Residents and businesses affected by the Boxing Day floods in Leeds have received around £1.4m of support, Leeds City Council has said.
A report prepared for senior councillors shows that nearly 3,400 homes, businesses, churches and sports clubs were either flooded or suffered from the knock-on effects of Storm Eva on December 26.
In the wake of the floods, the Government pledged a £50m funding package to help those affected across Yorkshire.
West Yorkshire Combined Authority committed a further £5m fund for victims in the five local authority areas in West Yorkshire.
The council’s executive committee will next week hear that so far more than £1m has been given to businesses, with a further £400,000 allocated to helping residents.
But council leader Judith Blake reiterated calls for action to prevent future disasters.
She said: “We are now two months on from the events of Boxing Day and the aftermath but those directly affected continue to need as much support as we can give them so it is pleasing to see the funding is getting where it is needed.
“We have a duty to those people and everyone in the city to make sure we get comprehensive flood defences in place as quickly as possible, so we will continue to make the strongest possible case we can to the government for the level of investment in Leeds to make that happen.”
The report says work is being carried out to stabilise Linton bridge, which was badly damaged in the floods, but repairs could cost £4.3m and take an estimated 12 months to carry out. The council is working on temporary access arrangements.
Coun Blake added: “Linton Bridge is a major worry as it could be closed for a considerable period of time and cost millions to repair, so we would please ask for patience while we carry out the necessary assessment work and evaluate what we can do to minimise the impact of it being closed.”
The report to the executive committee says the Government has pledged to carry out a feasibility study into the next phase of the Leeds Flood Alleviation Scheme, with the potential to call for enhanced protection further upstream than in a previous report.

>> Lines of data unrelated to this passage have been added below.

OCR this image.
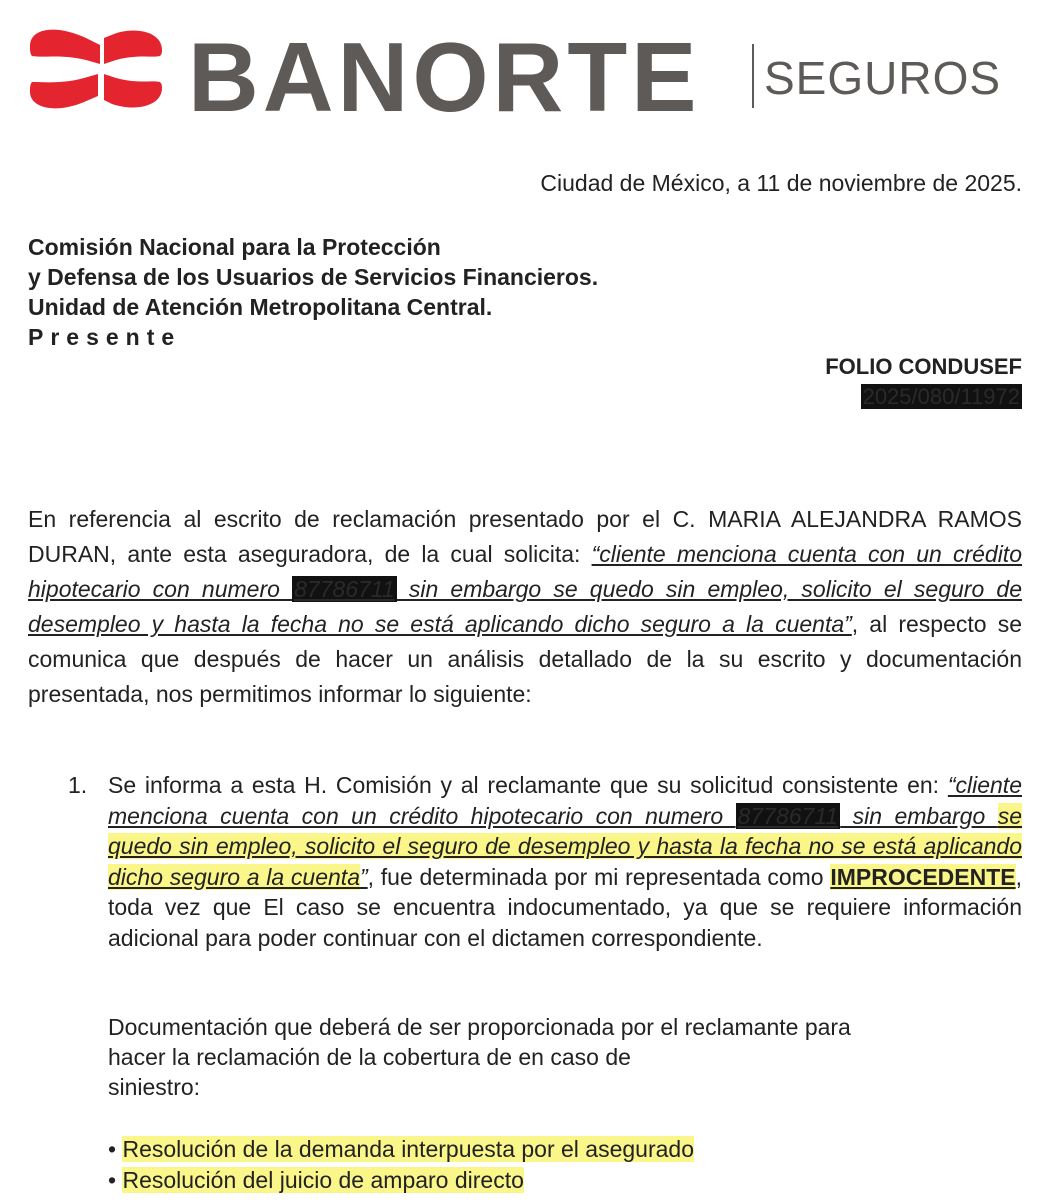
BANORTE SEGUROS
Ciudad de México, a 11 de noviembre de 2025.
Comisión Nacional para la Protección
y Defensa de los Usuarios de Servicios Financieros.
Unidad de Atención Metropolitana Central.
Presente
FOLIO CONDUSEF
2025/080/11972
En referencia al escrito de reclamación presentado por el C. MARIA ALEJANDRA RAMOS DURAN, ante esta aseguradora, de la cual solicita: “cliente menciona cuenta con un crédito hipotecario con numero 87786711 sin embargo se quedo sin empleo, solicito el seguro de desempleo y hasta la fecha no se está aplicando dicho seguro a la cuenta”, al respecto se comunica que después de hacer un análisis detallado de la su escrito y documentación presentada, nos permitimos informar lo siguiente:
1. Se informa a esta H. Comisión y al reclamante que su solicitud consistente en: “cliente menciona cuenta con un crédito hipotecario con numero 87786711 sin embargo se quedo sin empleo, solicito el seguro de desempleo y hasta la fecha no se está aplicando dicho seguro a la cuenta”, fue determinada por mi representada como IMPROCEDENTE, toda vez que El caso se encuentra indocumentado, ya que se requiere información adicional para poder continuar con el dictamen correspondiente.
Documentación que deberá de ser proporcionada por el reclamante para
hacer la reclamación de la cobertura de en caso de
siniestro:
• Resolución de la demanda interpuesta por el asegurado
• Resolución del juicio de amparo directo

The council is also working with the Environment Agency to identify measures to reduce flood risk at Mickletown/Methley from the River Aire and at Otley from the River Wharfe.
The council is also looking at how the hundreds of volunteers who helped with the recovery could be recognised.
Information about the council’s financial support available can be seen at www.leeds.gov.uk.
Businesses are also able to apply for additional funding through the West Yorkshire Combined Authority scheme via www.the-lep.com/floodsupport.